The artist didn’t forget that Mary Magdalene was always there. 10th (?) century. Unknown place.

5. Jesus’ absence

Striking in today’s text are two things: the desperation of the disciples and Jesus’ absence. The one of whom it is all about doesn’t figure in the story. Emphasized by the empty tomb. Here, no angel as in the gospel of Matthew (28:5); no two men or one man in white clothes as respectively Luke (24:4) and Mark (16: 5) write. After this story Mary Magdalene will ‘contemplate’ two angels in white clothes (20:12). Here nobody. Only the silent witnesses of the cloths and the stone which was ‘taken up’. The fact that the cloths were rolled up indicates that the body of Jesus not had been stolen. Robbers wouldn’t have been so careful. And ‘taking up’ that stone wasn’t necessary at all. Further in this chapter we will hear that Jesus is able to reach his disciples through closed doors (20:19-26). Shouldn’t he have been able to leave the closed tomb then?

A stained glass showing the disciples in red and blue with golden light behind

The colours tell the story.  In red: the beloved disciple.In blue: Peter. The golden colour as a fire at the background: the - so to speak - present absence of Jesus. 2009, Reyntiens. Germany, Cochem, St-Martin

What reason could John have had to emphasize so clearly the desperation of the disciples? Probably to justify the feelings of the disciples. Luke does more or less the same thing in his story of the two disciples of Emmaus (24:19-24) where he tells about their sadness and disappointment, ‘We had such a hope...’ This hope seemed to be idle. For a very short moment they had been able to believe that God dwelled among them in the person of Jesus; that was a merciful God, as Jesus told and demonstrated.
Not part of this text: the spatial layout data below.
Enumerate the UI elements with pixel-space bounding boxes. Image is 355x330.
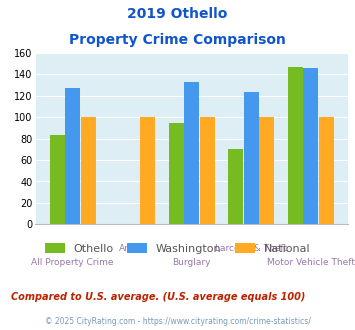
Text: Motor Vehicle Theft: Motor Vehicle Theft <box>267 258 355 267</box>
Bar <box>65 88 80 224</box>
Bar <box>184 82 199 224</box>
Legend: Othello, Washington, National: Othello, Washington, National <box>40 239 315 258</box>
Text: Compared to U.S. average. (U.S. average equals 100): Compared to U.S. average. (U.S. average … <box>11 292 305 302</box>
Bar <box>140 117 155 224</box>
Bar <box>244 92 259 224</box>
Bar <box>169 122 184 224</box>
Bar <box>50 135 65 224</box>
Bar <box>259 117 274 224</box>
Text: Larceny & Theft: Larceny & Theft <box>215 244 287 253</box>
Text: Property Crime Comparison: Property Crime Comparison <box>69 33 286 47</box>
Text: © 2025 CityRating.com - https://www.cityrating.com/crime-statistics/: © 2025 CityRating.com - https://www.city… <box>45 317 310 326</box>
Bar <box>228 149 243 224</box>
Text: Arson: Arson <box>119 244 145 253</box>
Text: 2019 Othello: 2019 Othello <box>127 7 228 20</box>
Text: All Property Crime: All Property Crime <box>31 258 114 267</box>
Text: Burglary: Burglary <box>173 258 211 267</box>
Bar <box>319 117 334 224</box>
Bar <box>303 68 318 224</box>
Bar <box>200 117 215 224</box>
Bar <box>288 67 303 224</box>
Bar <box>81 117 95 224</box>
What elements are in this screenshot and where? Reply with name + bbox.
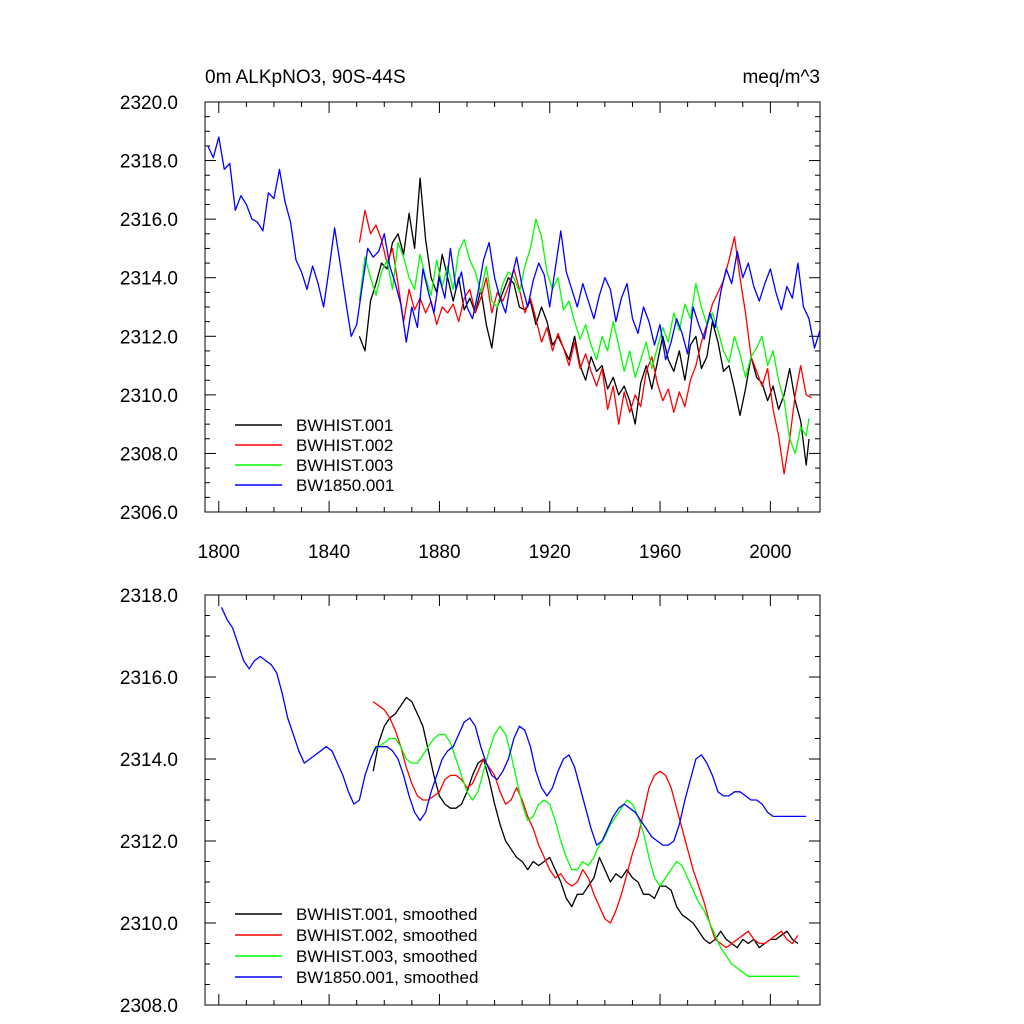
y-tick-label: 2314.0 xyxy=(120,750,178,771)
y-tick-label: 2314.0 xyxy=(120,269,178,290)
series-line-bw1850-001-smoothed xyxy=(220,607,807,846)
bottom-panel-frame xyxy=(204,594,821,1006)
legend-label-bwhist-003: BWHIST.003 xyxy=(296,456,393,475)
top-panel-title: 0m ALKpNO3, 90S-44S xyxy=(205,67,406,88)
y-tick-label: 2306.0 xyxy=(120,503,178,524)
series-line-bwhist-003 xyxy=(358,218,810,455)
x-tick-label: 1920 xyxy=(529,542,571,563)
series-line-bwhist-002 xyxy=(358,209,813,475)
series-line-bwhist-002-smoothed xyxy=(372,701,799,949)
y-tick-label: 2316.0 xyxy=(120,210,178,231)
y-tick-label: 2308.0 xyxy=(120,996,178,1017)
legend-label-bwhist-002: BWHIST.002 xyxy=(296,436,393,455)
series-line-bwhist-001-smoothed xyxy=(372,696,799,949)
x-tick-label: 1840 xyxy=(308,542,350,563)
top-panel-units: meq/m^3 xyxy=(742,67,820,88)
y-tick-label: 2310.0 xyxy=(120,914,178,935)
y-tick-label: 2308.0 xyxy=(120,444,178,465)
bottom-panel-lines xyxy=(220,607,807,977)
y-tick-label: 2310.0 xyxy=(120,386,178,407)
legend-label-bwhist-003-smoothed: BWHIST.003, smoothed xyxy=(296,947,477,966)
legend-label-bwhist-001: BWHIST.001 xyxy=(296,416,393,435)
legend-label-bw1850-001-smoothed: BW1850.001, smoothed xyxy=(296,968,478,987)
top-panel: 0m ALKpNO3, 90S-44S meq/m^3 2306.0 2308.0… xyxy=(120,67,821,563)
y-tick-label: 2318.0 xyxy=(120,152,178,173)
y-tick-label: 2312.0 xyxy=(120,327,178,348)
legend-label-bwhist-001-smoothed: BWHIST.001, smoothed xyxy=(296,905,477,924)
bottom-panel: 2308.0 2310.0 2312.0 2314.0 2316.0 2318.0 BWH… xyxy=(120,586,821,1017)
series-line-bwhist-001 xyxy=(358,177,810,466)
x-tick-label: 1800 xyxy=(198,542,240,563)
series-line-bwhist-003-smoothed xyxy=(372,725,798,977)
y-tick-label: 2318.0 xyxy=(120,586,178,607)
top-panel-frame xyxy=(204,101,821,513)
legend-label-bw1850-001: BW1850.001 xyxy=(296,476,394,495)
x-tick-label: 1880 xyxy=(418,542,460,563)
bottom-panel-legend: BWHIST.001, smoothed BWHIST.002, smoothed… xyxy=(235,905,478,987)
legend-label-bwhist-002-smoothed: BWHIST.002, smoothed xyxy=(296,926,477,945)
top-panel-lines xyxy=(207,136,821,475)
x-tick-label: 2000 xyxy=(749,542,791,563)
series-line-bw1850-001 xyxy=(207,136,821,361)
y-tick-label: 2312.0 xyxy=(120,832,178,853)
top-panel-ticks: 2306.0 2308.0 2310.0 2312.0 2314.0 2316.0 2318… xyxy=(120,93,820,563)
y-tick-label: 2320.0 xyxy=(120,93,178,114)
y-tick-label: 2316.0 xyxy=(120,668,178,689)
bottom-panel-ticks: 2308.0 2310.0 2312.0 2314.0 2316.0 2318.0 xyxy=(120,586,820,1017)
x-tick-label: 1960 xyxy=(639,542,681,563)
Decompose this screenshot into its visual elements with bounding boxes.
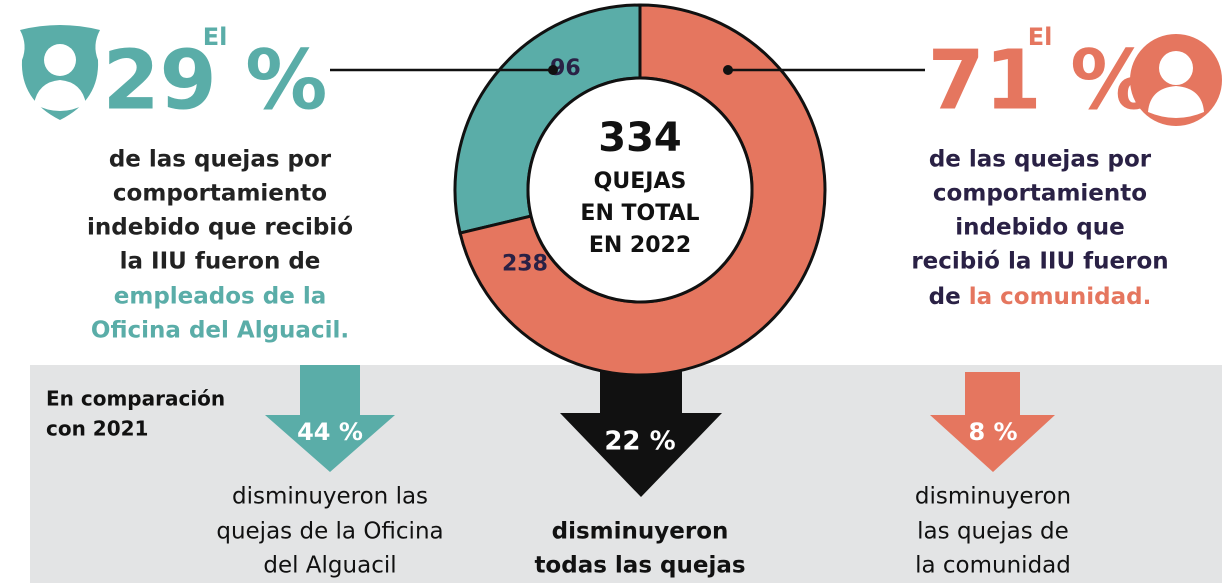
center-label: QUEJAS [594,169,687,194]
paragraph-line: de las quejas por [929,147,1152,173]
caption: todas las quejas [534,553,745,579]
change: 8 % [968,418,1017,446]
caption: del Alguacil [263,553,396,579]
paragraph-line: la IIU fueron de [120,249,321,275]
arrow-down [560,360,722,497]
caption: la comunidad [915,553,1071,579]
change: 22 % [604,427,675,457]
arrow-down [930,372,1055,472]
comparison-title: En comparación [46,387,225,411]
caption: quejas de la Oficina [216,519,443,545]
caption: disminuyeron [552,519,729,545]
person-icon [1130,34,1222,126]
center-label: EN 2022 [589,233,691,258]
badge-icon [20,25,100,120]
share: 71 % [928,33,1153,128]
caption: las quejas de [917,519,1069,545]
paragraph-line: de las quejas por [109,147,332,173]
comparison-title: con 2021 [46,417,148,441]
highlight: Oficina del Alguacil. [91,318,349,344]
share: 29 % [103,33,328,128]
connector-dot [723,65,733,75]
paragraph-line: indebido que recibió [87,215,353,241]
paragraph-line: recibió la IIU fueron [911,249,1168,275]
connector-dot [548,65,558,75]
caption: disminuyeron [915,484,1071,510]
paragraph-line: de la comunidad. [929,284,1152,310]
paragraph-line: indebido que [955,215,1124,241]
total: 334 [598,115,682,161]
paragraph-line: comportamiento [933,181,1147,207]
arrow-down [265,365,395,472]
caption: disminuyeron las [232,484,428,510]
intro: El [1028,23,1053,51]
value-label: 238 [502,251,548,276]
intro: El [203,23,228,51]
highlight: empleados de la [114,284,326,310]
change: 44 % [297,418,363,446]
paragraph-word: de [929,284,961,310]
center-label: EN TOTAL [580,201,699,226]
paragraph-line: comportamiento [113,181,327,207]
donut-hole [526,76,754,304]
highlight: la comunidad. [969,284,1152,310]
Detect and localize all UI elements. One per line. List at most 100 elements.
That seemed to be an illusion now.
As if the disciples have to be convinced first that God pursued his work even after Jesus’ human existence. The initiative is not with the disciples but with God (John 15:16), ‘Not you have chosen me, but I you.’


At the end of the story John boldly writes, ‘The disciples then went back home.’ And what about Mary Magdalene? Do they leave her? In her situation? With her distress? Couldn’t they stay awake with her for one hour? This is the introduction to what happens next. That is important for today’s reading as well.

One woman, two men

The history of the two men who run to the tomb is framed by the history of Mary Magdalene. In the culture of the Bible, the testimony of a woman had no value at all. The court needed the testimony of at least two men. Even if there were a thousand women, their testimony would have no weight at all. So, when Mary Magdalene goes to the disciples and tells them that Jesus’ tomb is empty, the disciples are not supposed to pay attention to it. That was the culture of that time. Is it for that reason that John tells us that two men went to the tomb to witness? It will only be credible if they say that the tomb is empty.

If so, then the follow-up of this story is quite surprising. For in the following story we will hear that the first to whom Jesus appears after his resurrection is Mary Magdalene. One woman. That was not very helpful in the culture of those days. For when this woman will go and tell that she met Jesus himself, nobody will believe it. The testimony of one man had no value, the testimony of one woman even less so. But we will hear that the testimony of that woman is founded on the testimony of two messengers, heavenly messengers (20,12). Nevertheless, Jesus will send that one woman to the disciples and her (20,17), ‘Go to my brothers and tell them “I am ascending to my Father and your Father, to my God and your God.”’ Thus the announcement of Jesus’ resurrection will depend on the voice of one woman. And not on two men. She is the only link.

How did Saint Paul say this (1 Corinthians 1,27), ‘God chose those who by human standard are weak to shame the strong.’ And the word ‘weak’ doesn’t have to do with the so called ‘weaker sex’, but what is weak according to the social standards of that moment.